# Wiring Question



## sjracer (May 25, 2008)

I looked at the schematics on hoslotcarring and the olf wired harold one that was posted a while ago and since I was planning on having the track reverse direction, I was wondering if it was possible to implement old wierd harold's fuse design (running under the track straight from the power supply) on the hoslotcarring design ( I didn't want fuse holders on the side since I'm now attempting to put together a modified Tuckaway, hopefully before the holidays)?


----------



## eastside johnny (May 13, 2008)

I've built MANY tracks & I use circuit breakers from NAPA rather than fuses. off hand I'm not sure of the ratings, but I go in & ask for the lowest that they have. They reset after a short break ( enough time to disconnect the problem) which saves the hassle of replacing fuses.

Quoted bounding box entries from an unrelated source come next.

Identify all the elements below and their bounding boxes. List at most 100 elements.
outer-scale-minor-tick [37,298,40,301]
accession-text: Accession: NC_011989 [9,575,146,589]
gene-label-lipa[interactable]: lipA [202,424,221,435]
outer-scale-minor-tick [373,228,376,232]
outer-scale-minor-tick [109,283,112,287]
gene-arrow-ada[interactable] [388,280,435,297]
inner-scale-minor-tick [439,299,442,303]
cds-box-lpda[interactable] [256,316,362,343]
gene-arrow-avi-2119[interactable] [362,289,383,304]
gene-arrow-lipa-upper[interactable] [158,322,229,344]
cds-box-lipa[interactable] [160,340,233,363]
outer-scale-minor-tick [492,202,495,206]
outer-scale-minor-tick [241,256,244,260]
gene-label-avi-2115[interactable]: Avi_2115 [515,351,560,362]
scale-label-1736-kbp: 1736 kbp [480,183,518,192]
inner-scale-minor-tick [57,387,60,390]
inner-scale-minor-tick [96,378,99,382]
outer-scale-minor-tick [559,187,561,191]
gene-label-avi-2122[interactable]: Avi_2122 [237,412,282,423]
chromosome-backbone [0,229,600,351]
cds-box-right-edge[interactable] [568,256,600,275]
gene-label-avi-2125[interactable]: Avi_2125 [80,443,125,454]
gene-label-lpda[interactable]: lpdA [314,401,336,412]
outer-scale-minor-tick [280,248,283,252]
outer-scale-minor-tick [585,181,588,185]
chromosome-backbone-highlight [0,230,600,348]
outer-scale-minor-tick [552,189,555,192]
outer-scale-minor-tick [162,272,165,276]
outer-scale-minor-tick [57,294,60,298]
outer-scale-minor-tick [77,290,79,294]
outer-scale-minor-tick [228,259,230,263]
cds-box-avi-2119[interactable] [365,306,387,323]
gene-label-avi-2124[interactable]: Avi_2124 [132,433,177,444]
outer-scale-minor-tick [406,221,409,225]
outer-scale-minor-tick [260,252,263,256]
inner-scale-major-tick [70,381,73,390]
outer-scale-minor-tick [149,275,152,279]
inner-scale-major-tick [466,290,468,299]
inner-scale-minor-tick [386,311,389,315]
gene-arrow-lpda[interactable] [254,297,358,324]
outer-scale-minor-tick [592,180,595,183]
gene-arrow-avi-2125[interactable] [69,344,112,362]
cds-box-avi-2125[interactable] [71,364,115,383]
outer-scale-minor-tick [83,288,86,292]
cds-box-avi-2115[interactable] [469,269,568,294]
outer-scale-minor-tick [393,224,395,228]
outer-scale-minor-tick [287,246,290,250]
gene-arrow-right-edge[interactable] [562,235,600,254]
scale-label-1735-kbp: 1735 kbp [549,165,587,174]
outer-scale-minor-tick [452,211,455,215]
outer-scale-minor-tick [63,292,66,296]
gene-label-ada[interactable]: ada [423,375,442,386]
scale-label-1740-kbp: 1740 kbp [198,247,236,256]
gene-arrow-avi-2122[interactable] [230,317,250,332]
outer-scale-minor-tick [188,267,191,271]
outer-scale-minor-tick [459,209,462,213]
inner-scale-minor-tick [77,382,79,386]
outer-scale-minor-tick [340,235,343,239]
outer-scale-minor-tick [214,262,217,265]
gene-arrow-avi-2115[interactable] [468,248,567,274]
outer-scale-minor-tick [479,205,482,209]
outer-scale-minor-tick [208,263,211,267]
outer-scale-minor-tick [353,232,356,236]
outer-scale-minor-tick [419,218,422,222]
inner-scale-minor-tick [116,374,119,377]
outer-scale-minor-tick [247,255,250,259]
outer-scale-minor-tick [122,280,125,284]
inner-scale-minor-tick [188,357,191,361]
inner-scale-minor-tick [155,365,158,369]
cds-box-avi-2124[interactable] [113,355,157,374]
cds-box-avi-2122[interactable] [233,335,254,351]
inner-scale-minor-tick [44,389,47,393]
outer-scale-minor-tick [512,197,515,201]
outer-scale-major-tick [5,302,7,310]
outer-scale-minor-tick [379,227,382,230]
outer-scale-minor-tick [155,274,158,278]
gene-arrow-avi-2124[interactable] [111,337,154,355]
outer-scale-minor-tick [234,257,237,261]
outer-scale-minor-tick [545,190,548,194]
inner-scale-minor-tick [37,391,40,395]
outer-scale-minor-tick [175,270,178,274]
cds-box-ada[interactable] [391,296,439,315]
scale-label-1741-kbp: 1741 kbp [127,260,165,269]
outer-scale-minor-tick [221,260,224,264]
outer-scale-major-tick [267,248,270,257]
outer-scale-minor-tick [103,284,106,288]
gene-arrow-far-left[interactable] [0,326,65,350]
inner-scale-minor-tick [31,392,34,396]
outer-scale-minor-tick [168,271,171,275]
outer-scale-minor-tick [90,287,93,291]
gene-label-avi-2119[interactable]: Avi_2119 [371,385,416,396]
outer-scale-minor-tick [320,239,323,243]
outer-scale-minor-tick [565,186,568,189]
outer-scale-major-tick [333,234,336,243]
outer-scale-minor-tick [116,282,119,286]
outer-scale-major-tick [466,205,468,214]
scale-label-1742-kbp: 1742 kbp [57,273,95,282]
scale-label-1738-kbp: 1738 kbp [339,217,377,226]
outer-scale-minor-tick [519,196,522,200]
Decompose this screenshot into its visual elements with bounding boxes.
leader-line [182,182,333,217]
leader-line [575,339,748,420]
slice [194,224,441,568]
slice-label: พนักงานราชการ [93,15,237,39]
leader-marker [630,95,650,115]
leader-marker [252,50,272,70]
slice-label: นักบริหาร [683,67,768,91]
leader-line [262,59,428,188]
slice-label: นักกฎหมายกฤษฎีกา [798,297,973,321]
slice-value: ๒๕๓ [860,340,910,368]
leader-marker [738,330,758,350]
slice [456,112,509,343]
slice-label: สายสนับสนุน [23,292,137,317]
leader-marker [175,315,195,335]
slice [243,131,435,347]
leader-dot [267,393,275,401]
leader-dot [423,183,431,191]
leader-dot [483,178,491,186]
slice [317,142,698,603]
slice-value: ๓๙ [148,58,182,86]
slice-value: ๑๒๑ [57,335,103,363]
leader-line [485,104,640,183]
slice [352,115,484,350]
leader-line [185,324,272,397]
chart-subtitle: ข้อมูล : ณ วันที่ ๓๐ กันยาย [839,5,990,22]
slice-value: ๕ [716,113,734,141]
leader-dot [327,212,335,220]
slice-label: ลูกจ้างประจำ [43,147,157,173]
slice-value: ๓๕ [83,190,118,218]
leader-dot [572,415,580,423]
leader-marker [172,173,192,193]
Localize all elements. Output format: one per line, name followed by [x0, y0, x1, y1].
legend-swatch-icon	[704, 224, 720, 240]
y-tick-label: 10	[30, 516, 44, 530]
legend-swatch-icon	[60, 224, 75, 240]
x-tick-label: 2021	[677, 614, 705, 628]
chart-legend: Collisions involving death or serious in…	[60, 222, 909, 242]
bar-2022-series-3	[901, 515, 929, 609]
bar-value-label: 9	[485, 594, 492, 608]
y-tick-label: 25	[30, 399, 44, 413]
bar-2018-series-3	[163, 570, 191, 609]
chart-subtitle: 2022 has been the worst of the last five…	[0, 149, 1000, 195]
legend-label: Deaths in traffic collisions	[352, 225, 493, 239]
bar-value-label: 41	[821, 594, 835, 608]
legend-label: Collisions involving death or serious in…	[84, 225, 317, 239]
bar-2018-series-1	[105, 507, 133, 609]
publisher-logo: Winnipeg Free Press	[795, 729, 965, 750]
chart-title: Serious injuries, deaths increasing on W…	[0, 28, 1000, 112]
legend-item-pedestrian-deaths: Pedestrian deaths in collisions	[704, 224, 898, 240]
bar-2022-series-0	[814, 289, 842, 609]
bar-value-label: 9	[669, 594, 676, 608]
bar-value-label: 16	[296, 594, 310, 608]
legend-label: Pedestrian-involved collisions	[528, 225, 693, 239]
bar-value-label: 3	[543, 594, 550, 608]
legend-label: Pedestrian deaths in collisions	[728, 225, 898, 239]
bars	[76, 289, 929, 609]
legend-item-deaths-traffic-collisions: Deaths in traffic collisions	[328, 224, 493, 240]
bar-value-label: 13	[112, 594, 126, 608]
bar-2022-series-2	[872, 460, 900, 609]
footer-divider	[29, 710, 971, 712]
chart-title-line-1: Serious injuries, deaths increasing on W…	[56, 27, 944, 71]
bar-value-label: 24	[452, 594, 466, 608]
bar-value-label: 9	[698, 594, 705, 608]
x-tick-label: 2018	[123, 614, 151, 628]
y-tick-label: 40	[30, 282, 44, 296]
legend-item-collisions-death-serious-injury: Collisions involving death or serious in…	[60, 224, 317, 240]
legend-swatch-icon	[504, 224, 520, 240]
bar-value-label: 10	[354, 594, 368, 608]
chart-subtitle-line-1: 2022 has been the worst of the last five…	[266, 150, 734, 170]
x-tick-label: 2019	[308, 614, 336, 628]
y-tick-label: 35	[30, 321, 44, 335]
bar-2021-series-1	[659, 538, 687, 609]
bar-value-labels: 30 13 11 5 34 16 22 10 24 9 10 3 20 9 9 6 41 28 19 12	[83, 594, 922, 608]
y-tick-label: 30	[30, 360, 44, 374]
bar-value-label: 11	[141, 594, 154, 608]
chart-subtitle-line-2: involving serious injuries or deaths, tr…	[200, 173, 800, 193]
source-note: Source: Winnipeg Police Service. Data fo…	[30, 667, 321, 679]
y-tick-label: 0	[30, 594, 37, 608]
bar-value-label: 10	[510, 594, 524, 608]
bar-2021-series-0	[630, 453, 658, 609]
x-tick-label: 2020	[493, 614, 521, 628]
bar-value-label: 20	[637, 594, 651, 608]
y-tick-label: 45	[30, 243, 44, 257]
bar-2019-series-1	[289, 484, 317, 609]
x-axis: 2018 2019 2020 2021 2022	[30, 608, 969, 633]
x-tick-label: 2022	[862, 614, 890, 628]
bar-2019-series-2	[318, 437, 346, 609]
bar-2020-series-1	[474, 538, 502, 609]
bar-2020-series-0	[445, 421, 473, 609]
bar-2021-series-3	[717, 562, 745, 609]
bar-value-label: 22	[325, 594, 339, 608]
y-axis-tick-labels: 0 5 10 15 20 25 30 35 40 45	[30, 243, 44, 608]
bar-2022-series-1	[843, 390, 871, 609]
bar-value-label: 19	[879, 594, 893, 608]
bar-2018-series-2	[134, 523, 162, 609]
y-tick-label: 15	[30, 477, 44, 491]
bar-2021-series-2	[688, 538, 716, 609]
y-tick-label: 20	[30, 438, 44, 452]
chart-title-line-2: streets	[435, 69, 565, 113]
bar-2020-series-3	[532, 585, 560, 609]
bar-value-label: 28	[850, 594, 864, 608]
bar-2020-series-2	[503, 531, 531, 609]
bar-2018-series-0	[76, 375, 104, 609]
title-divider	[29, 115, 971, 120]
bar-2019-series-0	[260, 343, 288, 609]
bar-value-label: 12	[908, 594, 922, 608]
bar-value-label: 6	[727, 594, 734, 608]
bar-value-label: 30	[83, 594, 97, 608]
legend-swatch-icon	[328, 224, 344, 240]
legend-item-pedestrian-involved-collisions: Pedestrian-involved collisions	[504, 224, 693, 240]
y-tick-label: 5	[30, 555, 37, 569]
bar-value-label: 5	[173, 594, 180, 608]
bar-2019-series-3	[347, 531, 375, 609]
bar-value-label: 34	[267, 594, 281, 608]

If you use one on each lane only the offending driver who hooked up wrong will be affected and the race can continue while he/she corrects their controller hook-up too.


----------



## sjracer (May 25, 2008)

Johnny, my circutbreakers are in and I was wondering is there some special way to mount them, i.e ...Do I need to use plastic/rubber washers to prevent them from shorting out? Is it okay to install them in the positive/redwire lane (go by the hoslotcarracing wiring diagram?). Do I need to build a box around them to protect them from the dampness of my basement?


----------